Consider dt(i), the highest probability (best score) along any single path that accounts for the first t observations and ends in state Si at step t.

dt(i) =          max      P(q1,...,qt=i | o1,..,ot, H)
               q1,...,qt-1

By induction

dt+1(j) = [max  dt(i) aij] bj(Ot+1)
                  i

To compute the state sequence, and not just the probability, we need to keep track of the argument that maximized the previous equation for each t and j.  Let rt(j) denote this.  Then the following dynamic programming algorithm, commonly called the Viterbi algorithm after its inventor, computes both the maximizing state sequence and its probability:

1) Initialization (for 1 <= i <= n)

d1(i) = N(i)bi(o1)
r1(i) = 0

2) Recursion (for 2<=t<=T and 1<=j<=n)

dt(j) =    max       dt-1(i) aij bj(Ot)
          1<=i<=n

rt(j) =   argmax   dt-1(i) aij
          1<=i<=n

3) Termination

p* =       max       dT(i)
          1<=i<=n
 

qT* =  argmax     dT(i)
          1<=i<=n

4) Path backtracking, recover state sequence (for t =T-1, ... 1)

qt* = rt+1(qt+1*)

Note that the running time of this algorithm is O(T n^2), as opposed to the brute force of considering O(n^T) possible sequences - because this method operates by extending a sequence using the Markov property.

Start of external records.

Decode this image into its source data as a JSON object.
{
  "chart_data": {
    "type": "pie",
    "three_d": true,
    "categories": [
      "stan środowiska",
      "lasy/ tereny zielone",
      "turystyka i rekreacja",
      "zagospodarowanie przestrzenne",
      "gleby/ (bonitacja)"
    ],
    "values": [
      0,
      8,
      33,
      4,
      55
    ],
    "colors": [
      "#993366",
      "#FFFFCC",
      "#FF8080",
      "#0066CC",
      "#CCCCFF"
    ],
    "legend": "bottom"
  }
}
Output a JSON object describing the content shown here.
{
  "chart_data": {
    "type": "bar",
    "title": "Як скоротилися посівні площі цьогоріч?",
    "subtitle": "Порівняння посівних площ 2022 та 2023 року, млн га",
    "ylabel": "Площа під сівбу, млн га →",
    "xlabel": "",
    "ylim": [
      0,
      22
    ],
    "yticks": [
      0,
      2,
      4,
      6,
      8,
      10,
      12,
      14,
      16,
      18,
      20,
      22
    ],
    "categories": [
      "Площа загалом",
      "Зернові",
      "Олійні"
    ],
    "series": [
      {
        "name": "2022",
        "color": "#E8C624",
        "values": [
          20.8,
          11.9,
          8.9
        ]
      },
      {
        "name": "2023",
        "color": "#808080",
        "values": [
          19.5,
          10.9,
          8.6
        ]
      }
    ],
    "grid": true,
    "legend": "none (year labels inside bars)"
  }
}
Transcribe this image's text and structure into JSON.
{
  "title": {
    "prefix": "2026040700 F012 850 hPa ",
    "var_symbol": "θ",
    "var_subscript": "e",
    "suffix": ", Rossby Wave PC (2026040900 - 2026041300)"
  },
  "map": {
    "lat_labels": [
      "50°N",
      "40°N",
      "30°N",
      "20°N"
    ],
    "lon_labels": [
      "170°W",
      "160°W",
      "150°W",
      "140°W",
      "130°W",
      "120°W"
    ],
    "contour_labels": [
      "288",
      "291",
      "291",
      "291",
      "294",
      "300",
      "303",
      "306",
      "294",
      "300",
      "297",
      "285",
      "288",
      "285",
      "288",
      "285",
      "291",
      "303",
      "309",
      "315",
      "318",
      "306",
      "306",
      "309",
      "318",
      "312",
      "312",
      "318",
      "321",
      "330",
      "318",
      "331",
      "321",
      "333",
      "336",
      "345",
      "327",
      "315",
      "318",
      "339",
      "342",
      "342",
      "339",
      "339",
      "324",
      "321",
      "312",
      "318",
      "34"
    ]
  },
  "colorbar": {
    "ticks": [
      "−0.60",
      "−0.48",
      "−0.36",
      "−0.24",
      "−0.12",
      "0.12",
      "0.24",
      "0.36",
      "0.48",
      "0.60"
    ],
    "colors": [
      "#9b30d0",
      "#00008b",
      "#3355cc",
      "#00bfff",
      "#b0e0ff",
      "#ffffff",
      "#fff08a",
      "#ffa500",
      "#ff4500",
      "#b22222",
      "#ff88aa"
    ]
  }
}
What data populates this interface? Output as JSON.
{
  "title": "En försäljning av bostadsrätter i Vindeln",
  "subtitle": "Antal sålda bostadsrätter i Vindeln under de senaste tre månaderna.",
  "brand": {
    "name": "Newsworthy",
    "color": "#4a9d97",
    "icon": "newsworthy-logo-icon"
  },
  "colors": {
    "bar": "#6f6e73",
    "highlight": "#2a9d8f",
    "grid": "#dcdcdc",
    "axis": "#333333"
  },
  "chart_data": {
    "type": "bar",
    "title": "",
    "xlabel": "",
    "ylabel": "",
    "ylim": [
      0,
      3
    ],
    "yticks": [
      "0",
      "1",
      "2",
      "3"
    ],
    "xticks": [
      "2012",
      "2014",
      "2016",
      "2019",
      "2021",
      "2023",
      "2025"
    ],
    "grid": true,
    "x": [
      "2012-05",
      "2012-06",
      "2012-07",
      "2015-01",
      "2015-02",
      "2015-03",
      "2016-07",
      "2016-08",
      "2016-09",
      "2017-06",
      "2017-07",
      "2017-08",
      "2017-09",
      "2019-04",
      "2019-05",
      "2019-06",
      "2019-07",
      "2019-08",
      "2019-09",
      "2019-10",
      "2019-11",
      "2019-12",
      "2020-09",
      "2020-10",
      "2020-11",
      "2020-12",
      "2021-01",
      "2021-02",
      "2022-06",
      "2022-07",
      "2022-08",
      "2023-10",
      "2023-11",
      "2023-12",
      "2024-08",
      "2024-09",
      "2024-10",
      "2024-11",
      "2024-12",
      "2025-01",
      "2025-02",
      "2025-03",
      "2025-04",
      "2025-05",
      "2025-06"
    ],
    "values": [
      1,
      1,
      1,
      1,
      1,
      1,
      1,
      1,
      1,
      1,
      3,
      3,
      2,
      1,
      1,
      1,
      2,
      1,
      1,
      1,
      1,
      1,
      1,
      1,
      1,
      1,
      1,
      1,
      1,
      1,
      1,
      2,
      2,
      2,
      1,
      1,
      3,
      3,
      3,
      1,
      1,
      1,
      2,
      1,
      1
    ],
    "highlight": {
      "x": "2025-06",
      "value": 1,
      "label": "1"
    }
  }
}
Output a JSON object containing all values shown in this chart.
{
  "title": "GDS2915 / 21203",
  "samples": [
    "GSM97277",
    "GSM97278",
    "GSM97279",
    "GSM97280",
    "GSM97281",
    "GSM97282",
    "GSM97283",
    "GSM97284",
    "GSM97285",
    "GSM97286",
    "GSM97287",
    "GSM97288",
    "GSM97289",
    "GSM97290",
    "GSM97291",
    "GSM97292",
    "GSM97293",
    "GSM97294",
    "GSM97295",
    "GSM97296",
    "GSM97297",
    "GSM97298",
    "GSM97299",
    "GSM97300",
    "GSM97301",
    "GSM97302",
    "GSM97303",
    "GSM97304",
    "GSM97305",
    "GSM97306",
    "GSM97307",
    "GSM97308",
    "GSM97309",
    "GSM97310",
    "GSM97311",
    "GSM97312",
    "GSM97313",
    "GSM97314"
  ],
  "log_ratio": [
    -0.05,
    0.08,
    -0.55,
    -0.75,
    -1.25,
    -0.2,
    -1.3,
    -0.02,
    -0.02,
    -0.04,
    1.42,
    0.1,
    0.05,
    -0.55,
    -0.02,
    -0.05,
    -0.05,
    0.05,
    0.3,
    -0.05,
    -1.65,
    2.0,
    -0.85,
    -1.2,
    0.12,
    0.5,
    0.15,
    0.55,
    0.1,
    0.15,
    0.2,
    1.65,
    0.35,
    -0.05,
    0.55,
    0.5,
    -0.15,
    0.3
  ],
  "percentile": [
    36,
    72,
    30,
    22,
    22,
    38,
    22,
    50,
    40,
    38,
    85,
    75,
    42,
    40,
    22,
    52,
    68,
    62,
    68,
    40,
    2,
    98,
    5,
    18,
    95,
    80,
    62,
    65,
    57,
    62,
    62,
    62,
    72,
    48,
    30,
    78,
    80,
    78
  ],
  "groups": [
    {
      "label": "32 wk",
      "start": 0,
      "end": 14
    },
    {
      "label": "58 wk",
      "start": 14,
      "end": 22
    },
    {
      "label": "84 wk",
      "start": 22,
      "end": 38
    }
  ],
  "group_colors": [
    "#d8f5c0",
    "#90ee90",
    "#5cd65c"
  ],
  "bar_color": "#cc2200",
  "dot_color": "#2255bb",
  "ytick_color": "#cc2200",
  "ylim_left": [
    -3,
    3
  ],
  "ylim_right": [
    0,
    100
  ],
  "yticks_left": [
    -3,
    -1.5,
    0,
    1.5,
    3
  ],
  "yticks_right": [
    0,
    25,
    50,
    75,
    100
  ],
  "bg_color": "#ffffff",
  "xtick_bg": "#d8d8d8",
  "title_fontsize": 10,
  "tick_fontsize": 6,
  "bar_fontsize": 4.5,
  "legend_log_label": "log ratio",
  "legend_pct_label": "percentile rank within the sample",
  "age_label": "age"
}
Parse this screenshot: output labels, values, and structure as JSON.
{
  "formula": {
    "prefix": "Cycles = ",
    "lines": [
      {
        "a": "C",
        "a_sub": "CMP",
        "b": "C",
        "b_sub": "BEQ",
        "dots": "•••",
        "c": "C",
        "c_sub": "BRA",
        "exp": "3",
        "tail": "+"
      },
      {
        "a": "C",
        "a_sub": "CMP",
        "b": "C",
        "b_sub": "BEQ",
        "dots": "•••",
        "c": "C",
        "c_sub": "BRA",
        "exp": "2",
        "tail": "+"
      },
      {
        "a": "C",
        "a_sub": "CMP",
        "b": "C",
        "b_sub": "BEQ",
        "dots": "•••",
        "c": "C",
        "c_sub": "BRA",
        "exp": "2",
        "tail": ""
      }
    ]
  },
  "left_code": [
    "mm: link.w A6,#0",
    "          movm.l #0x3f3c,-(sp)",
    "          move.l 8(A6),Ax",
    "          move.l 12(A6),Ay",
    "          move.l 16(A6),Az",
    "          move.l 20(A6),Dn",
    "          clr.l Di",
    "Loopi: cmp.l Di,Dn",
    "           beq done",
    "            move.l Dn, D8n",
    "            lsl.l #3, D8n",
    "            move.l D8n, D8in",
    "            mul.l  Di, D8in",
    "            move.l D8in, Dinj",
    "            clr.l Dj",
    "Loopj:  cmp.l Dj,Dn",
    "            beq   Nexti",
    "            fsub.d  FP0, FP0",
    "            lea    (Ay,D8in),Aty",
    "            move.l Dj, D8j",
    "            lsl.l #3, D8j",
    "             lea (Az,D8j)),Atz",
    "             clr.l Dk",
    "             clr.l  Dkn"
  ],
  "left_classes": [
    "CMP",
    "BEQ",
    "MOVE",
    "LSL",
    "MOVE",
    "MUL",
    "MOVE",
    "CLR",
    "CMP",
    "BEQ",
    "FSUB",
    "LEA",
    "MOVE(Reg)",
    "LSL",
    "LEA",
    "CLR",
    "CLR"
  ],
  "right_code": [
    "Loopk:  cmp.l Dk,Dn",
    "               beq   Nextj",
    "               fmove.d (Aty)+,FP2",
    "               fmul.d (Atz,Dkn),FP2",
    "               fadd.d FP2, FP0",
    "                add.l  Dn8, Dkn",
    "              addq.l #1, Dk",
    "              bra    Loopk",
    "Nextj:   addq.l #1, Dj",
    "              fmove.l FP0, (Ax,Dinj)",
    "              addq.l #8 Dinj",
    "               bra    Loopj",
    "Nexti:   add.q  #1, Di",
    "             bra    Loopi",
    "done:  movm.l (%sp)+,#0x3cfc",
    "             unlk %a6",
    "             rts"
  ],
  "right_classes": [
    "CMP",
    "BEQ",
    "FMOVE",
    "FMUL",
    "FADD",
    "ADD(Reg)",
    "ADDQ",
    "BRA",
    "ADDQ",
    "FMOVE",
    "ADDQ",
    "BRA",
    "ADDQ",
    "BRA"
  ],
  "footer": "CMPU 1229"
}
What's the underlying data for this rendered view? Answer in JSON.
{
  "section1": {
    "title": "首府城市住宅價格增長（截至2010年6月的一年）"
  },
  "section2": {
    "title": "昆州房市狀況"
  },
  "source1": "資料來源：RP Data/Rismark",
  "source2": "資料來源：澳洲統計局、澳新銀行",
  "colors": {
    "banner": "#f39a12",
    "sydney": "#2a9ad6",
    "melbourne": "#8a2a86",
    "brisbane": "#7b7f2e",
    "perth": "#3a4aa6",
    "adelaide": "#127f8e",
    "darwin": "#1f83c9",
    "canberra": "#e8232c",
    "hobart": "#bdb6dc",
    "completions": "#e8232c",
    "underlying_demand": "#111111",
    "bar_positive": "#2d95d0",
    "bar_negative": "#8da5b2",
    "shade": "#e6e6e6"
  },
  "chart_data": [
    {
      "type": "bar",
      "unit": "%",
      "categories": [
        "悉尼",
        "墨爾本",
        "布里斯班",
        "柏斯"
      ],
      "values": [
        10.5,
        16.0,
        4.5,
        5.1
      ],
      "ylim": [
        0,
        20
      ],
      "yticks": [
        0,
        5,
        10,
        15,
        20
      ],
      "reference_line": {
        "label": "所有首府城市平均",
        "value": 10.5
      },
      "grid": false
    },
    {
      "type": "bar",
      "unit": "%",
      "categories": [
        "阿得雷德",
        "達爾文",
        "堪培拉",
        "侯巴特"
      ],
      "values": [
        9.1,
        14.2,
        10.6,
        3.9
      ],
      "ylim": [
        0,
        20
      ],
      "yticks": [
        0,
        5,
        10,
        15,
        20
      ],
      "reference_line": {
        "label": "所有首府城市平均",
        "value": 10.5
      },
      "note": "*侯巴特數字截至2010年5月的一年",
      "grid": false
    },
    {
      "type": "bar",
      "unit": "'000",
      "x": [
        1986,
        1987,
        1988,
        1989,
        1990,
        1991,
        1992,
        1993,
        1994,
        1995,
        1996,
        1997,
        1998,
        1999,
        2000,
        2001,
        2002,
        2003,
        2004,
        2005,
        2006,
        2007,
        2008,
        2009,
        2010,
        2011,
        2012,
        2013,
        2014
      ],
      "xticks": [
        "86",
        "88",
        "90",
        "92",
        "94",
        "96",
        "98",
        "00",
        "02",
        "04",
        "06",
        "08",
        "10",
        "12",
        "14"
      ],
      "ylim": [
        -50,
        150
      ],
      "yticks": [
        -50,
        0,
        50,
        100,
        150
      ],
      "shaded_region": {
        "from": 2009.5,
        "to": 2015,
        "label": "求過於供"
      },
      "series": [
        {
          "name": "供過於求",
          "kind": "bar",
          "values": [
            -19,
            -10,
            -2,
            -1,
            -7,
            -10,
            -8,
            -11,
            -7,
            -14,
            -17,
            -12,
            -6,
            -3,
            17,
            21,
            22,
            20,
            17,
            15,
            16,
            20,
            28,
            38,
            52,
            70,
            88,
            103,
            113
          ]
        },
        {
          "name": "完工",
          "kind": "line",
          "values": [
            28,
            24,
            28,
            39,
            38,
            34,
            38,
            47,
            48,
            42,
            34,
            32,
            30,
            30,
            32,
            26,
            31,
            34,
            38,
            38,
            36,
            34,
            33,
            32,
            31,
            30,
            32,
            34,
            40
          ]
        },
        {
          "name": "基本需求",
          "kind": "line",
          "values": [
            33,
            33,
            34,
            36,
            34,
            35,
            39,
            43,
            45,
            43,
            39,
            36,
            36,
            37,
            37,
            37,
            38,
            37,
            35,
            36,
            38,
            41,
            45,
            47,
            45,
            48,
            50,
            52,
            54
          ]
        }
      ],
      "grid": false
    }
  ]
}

Often the technique is referred to as a "trellis", because to compute dt+1(j) from dt(j) involves considering all possible transitions from each state, and maximizing.

Schematically, for two hidden states

+--+     +--+     +--+       
|  |     |  |     |  |
+--+     +--+     +--+
|  |     |  |     |  |
+--+     +--+     +--+
dt(j)   aij*B    dt+1(j)
 

Where for each cell of dt(j) consider each cell of aij*B, and use the maximum to compute dt+1(j) [that is, think of a full bipartite graph between dt(j) and aij*B].

As noted above, in practice this is done by minimizing a sum of negative log probabilities rather than maximizing a product of probabilities.